I use CodeBlocks IDE with the default MinGW compiler. I am going to use SDL for programming practice and probably some small projects. My question is should I link to SDL globally or for each individual CodeBlocks project? And why?
I tried That but it kept saying that the directory "seems" right but it couldn't locate SDL.h, any idea why?
EDIT: Also I would still like to know the pros and cons of linking globally or individually for each project (if it makes any real difference). I think I read somewhere that it was bad to link globally but I am not sure why
As far as compiling and linking goes, it makes no difference.
It is an extra dependency on projects that don't actually use SDL, but I think the linker is smart enough not to put it in the executable's dependencies if it is not used. But even if that is so, it is extra work that doesn't need to be done if the project doesn't need it.
I'd have to fire up C::B to figure out how to do it. Perhaps someone else here will answer the question, or you can ask over at http://forums.codeblocks.org/
A library like SDL produces two kinds of dependencies in your program.
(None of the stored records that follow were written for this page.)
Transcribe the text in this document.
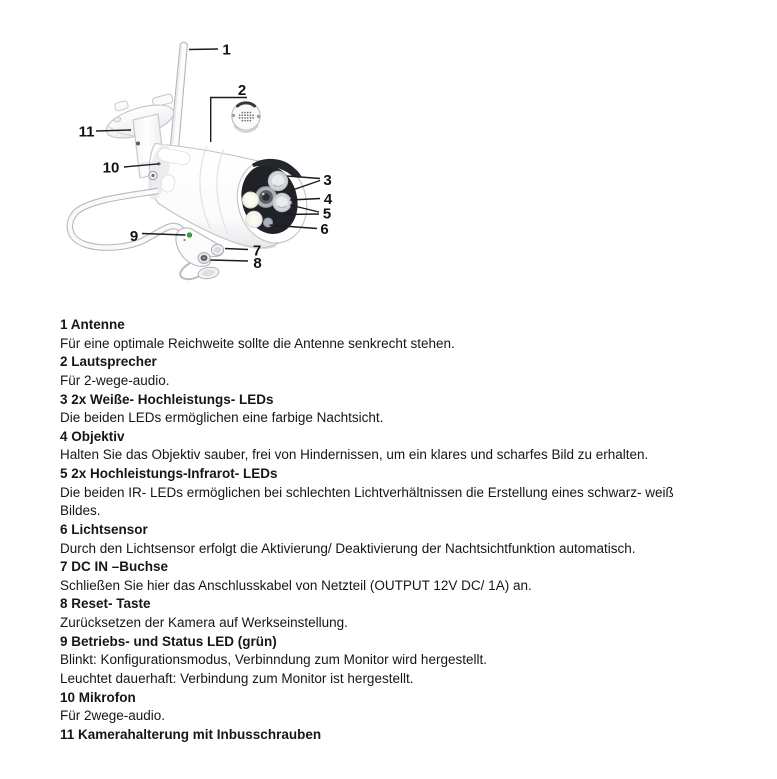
1
2
3
4
5
6
7
8
9
10
11
1 Antenne
Für eine optimale Reichweite sollte die Antenne senkrecht stehen.
2 Lautsprecher
Für 2-wege-audio.
3 2x Weiße- Hochleistungs- LEDs
Die beiden LEDs ermöglichen eine farbige Nachtsicht.
4 Objektiv
Halten Sie das Objektiv sauber, frei von Hindernissen, um ein klares und scharfes Bild zu erhalten.
5 2x Hochleistungs-Infrarot- LEDs
Die beiden IR- LEDs ermöglichen bei schlechten Lichtverhältnissen die Erstellung eines schwarz- weiß
Bildes.
6 Lichtsensor
Durch den Lichtsensor erfolgt die Aktivierung/ Deaktivierung der Nachtsichtfunktion automatisch.
7 DC IN –Buchse
Schließen Sie hier das Anschlusskabel von Netzteil (OUTPUT 12V DC/ 1A) an.
8 Reset- Taste
Zurücksetzen der Kamera auf Werkseinstellung.
9 Betriebs- und Status LED (grün)
Blinkt: Konfigurationsmodus, Verbinndung zum Monitor wird hergestellt.
Leuchtet dauerhaft: Verbindung zum Monitor ist hergestellt.
10 Mikrofon
Für 2wege-audio.
11 Kamerahalterung mit Inbusschrauben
One is on the source code. You have to #include all the required headers so that the compiler knows everything it needs to call the functions in the SDL library.
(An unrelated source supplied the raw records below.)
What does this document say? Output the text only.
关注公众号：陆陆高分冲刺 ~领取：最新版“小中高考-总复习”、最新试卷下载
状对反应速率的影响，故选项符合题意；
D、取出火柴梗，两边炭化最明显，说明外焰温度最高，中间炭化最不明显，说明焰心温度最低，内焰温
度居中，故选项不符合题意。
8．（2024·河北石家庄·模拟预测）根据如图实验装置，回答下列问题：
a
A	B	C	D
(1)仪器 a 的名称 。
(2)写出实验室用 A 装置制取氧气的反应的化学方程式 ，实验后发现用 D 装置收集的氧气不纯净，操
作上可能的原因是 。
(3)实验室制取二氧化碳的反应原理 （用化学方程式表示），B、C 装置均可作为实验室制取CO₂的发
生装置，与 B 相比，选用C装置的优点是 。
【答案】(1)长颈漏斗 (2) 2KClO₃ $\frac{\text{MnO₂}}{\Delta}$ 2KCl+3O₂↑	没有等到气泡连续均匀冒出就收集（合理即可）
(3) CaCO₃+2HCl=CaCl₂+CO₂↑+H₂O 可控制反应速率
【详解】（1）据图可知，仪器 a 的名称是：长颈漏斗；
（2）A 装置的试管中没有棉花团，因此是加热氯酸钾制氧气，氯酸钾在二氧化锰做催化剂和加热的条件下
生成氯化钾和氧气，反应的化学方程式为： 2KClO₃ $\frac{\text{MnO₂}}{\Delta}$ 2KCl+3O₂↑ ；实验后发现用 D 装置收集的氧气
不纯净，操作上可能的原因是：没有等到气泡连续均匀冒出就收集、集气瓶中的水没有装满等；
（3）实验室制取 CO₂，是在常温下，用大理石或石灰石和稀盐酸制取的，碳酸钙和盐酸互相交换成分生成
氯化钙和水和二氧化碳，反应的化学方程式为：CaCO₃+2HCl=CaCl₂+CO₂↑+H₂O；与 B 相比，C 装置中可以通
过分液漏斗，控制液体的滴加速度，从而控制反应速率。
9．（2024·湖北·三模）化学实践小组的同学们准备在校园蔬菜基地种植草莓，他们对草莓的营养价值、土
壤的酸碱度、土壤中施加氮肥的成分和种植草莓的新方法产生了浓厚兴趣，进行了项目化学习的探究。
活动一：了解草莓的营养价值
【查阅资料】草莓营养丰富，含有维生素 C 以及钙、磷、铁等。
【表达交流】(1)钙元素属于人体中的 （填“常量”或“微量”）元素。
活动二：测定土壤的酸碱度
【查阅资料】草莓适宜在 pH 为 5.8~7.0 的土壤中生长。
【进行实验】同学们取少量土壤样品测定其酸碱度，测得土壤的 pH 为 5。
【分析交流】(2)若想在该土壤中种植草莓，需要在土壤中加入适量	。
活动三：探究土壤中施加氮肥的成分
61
The other is on the resulting executable. When the executable is loaded by the OS, it discovers that it needs specific DLLs that provide the functions your code uses. It finds the .dll (or .so, if you are on *nix) and hooks everything up so that it works together.
If the first is missing, your program won't compile.
If the second is missing, your program won't execute.
At this point, I'm not sure I understood your original question. What exactly are you trying to do?
#include is used for loading the declarations in other source files. However, the program needs to know that the functions are actually created somewhere. This is why you need to link to an 'import library'. It tells the program that the DLL it is associated with contains a set of functions, which are exported and can be accessed from your program. This means that the program can then load the DLL at runtime and use those functions that it finds within the DLL.
Basically, to set up SDL, you need to use your IDE to link to the libraries associated with the DLL's that you will use. Depending on your compiler, the libraries are normally called ".lib" or ".a".